Let me not think an action mine own way,
But as thy love shall sway,
Resigning up the rudder to thy skill."
HERBERT
AFTER a brief respite, Paul proposed to Barnabas that they should return to visit the brethren in every city wherein they had proclaimed the word of the Lord, and see how they fared. This was the beginning of his second missionary journey, which was to have far-reaching results.
Barnabas suggested that they should take Mark with them as before, a proposition which his companion positively refused to entertain. Mark had deserted them on the threshold of their previous expedition, and there was grave fear that he might do so again. Barnabas was as strong on the other side. Perhaps he felt that he had some rights in the matter, as the senior in age, because of the tie of blood between himself and his sister's son. At last the contention reached so acute a stage that the church became aware of it, and took Paul's side, for the narrative of the Acts tells us that when Paul chose Silas, and went forth, "he was commended by the brethren to the grace of the Lord."

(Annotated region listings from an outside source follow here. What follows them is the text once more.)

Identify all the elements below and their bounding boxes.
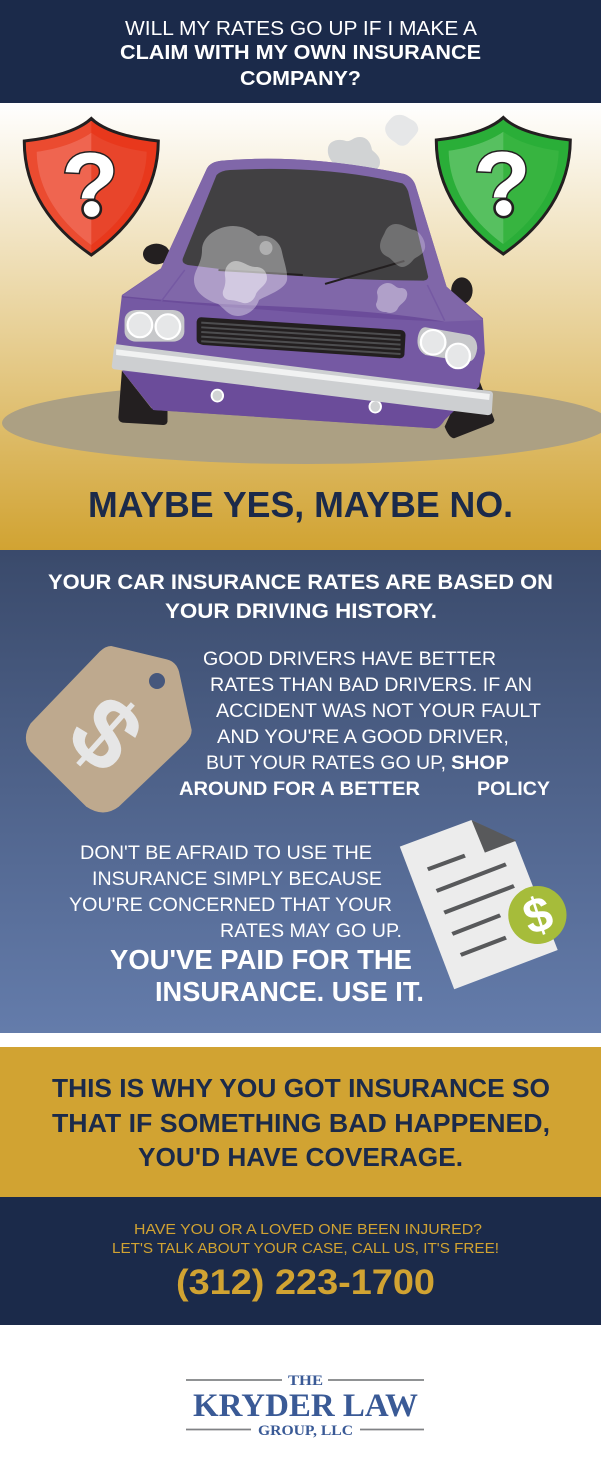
text: good drivers [179,649,550,800]
icon: wrecked purple car [112,159,494,438]
text: good drivers: BUT YOUR RATES GO UP, [206,753,446,774]
icon: red shield [24,118,158,255]
heading: maybe yes, maybe no: MAYBE YES, MAYBE NO. [88,484,513,525]
text: good drivers: ACCIDENT WAS NOT YOUR FAULT [216,701,541,722]
icon: green question mark: ? [473,132,531,237]
panel: driving history [0,550,601,1033]
hood crease [122,296,445,322]
car body [116,159,485,428]
panel: hero illustration [0,103,601,550]
lower body [123,372,471,428]
icon: price tag [26,646,192,812]
text: why you got insurance [52,1073,550,1172]
text: good drivers: AND YOU'RE A GOOD DRIVER, [217,727,509,748]
text: good drivers: SHOP [451,753,509,774]
text: call prompt: LET'S TALK ABOUT YOUR CASE, CALL US, IT'S FREE! [112,1240,499,1257]
callout: use it: YOU'VE PAID FOR THE [110,944,412,975]
hood and roof highlight [122,159,483,322]
bolts [212,390,381,413]
icon: green shield [436,118,570,254]
logo: Kryder Law Group [186,1373,424,1439]
panel: header [0,0,601,103]
top smoke puffs [328,115,418,172]
logo: Kryder Law Group: GROUP, LLC [258,1423,353,1439]
phone number: (312) 223-1700 [176,1263,435,1302]
text: good drivers: GOOD DRIVERS HAVE BETTER [203,649,496,670]
bumper [112,344,493,415]
logo: Kryder Law Group: THE [288,1373,323,1389]
logo: Kryder Law Group: KRYDER LAW [193,1388,418,1424]
title [120,18,481,90]
grille [197,317,406,358]
smoke on windshield and hood [194,224,425,316]
icon: policy document: $ [517,886,559,946]
panel: call to action [0,1197,601,1325]
title: COMPANY? [240,68,361,90]
text: good drivers: POLICY [477,779,550,800]
heading: driving history: YOUR DRIVING HISTORY. [165,600,437,623]
title: WILL MY RATES GO UP IF I MAKE A [125,18,478,40]
text: don't be afraid: INSURANCE SIMPLY BECAUSE [92,869,382,890]
callout: use it [110,944,424,1007]
text: don't be afraid: YOU'RE CONCERNED THAT YOUR [69,895,392,916]
heading: driving history: YOUR CAR INSURANCE RATES ARE BASED ON [48,571,553,594]
text: don't be afraid: RATES MAY GO UP. [220,921,402,942]
heading: driving history [48,571,553,623]
text: why you got insurance: YOU'D HAVE COVERAGE. [138,1142,463,1172]
icon: red question mark: ? [61,133,119,238]
right headlights [417,327,477,368]
icon: policy document [400,820,567,989]
text: call prompt: HAVE YOU OR A LOVED ONE BEEN INJURED? [134,1221,482,1238]
icon: price tag: $ [48,674,164,794]
left headlights [125,310,184,342]
wheels [118,371,494,438]
text: call prompt [112,1221,499,1257]
mirrors [143,244,473,304]
text: why you got insurance: THIS IS WHY YOU GOT INSURANCE SO [52,1073,550,1103]
title: CLAIM WITH MY OWN INSURANCE [120,42,481,64]
text: good drivers: AROUND FOR A BETTER [179,779,420,800]
windshield [183,169,428,281]
text: good drivers: RATES THAN BAD DRIVERS. IF AN [210,675,532,696]
text: don't be afraid [69,843,402,942]
hood seams [161,270,445,321]
text: why you got insurance: THAT IF SOMETHING BAD HAPPENED, [52,1108,550,1138]
ground shadow [2,382,601,464]
panel: gold statement [0,1047,601,1197]
callout: use it: INSURANCE. USE IT. [155,976,424,1007]
wipers [218,261,404,284]
text: don't be afraid: DON'T BE AFRAID TO USE THE [80,843,372,864]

Whenever we are about to undertake some great enterprise for God, in proportion to its importance we may expect to encounter the strong man armed, "straddling across the way." How often he attempts to overthrow us through the temper or disposition of our associates! The crew mutinies as Columbus nears the long-looked-for coast! Nothing tests us more than this. It is difficult to be resolute and gentle, strong and sweet. Beware of temptation from this side, fellow-workers. If you are compelled to differ from your companions, let it be in love; let them feel that you have no interests to serve but those of truth, If Lot quarrels with you, it is best to give him his own terms and send him away; God will give you ever so much more than he can take. Only do nothing to drive the Holy Dove of God from your bosom. Perfect love is the only atmosphere in which the Divine Spirit can manifest his gracious help.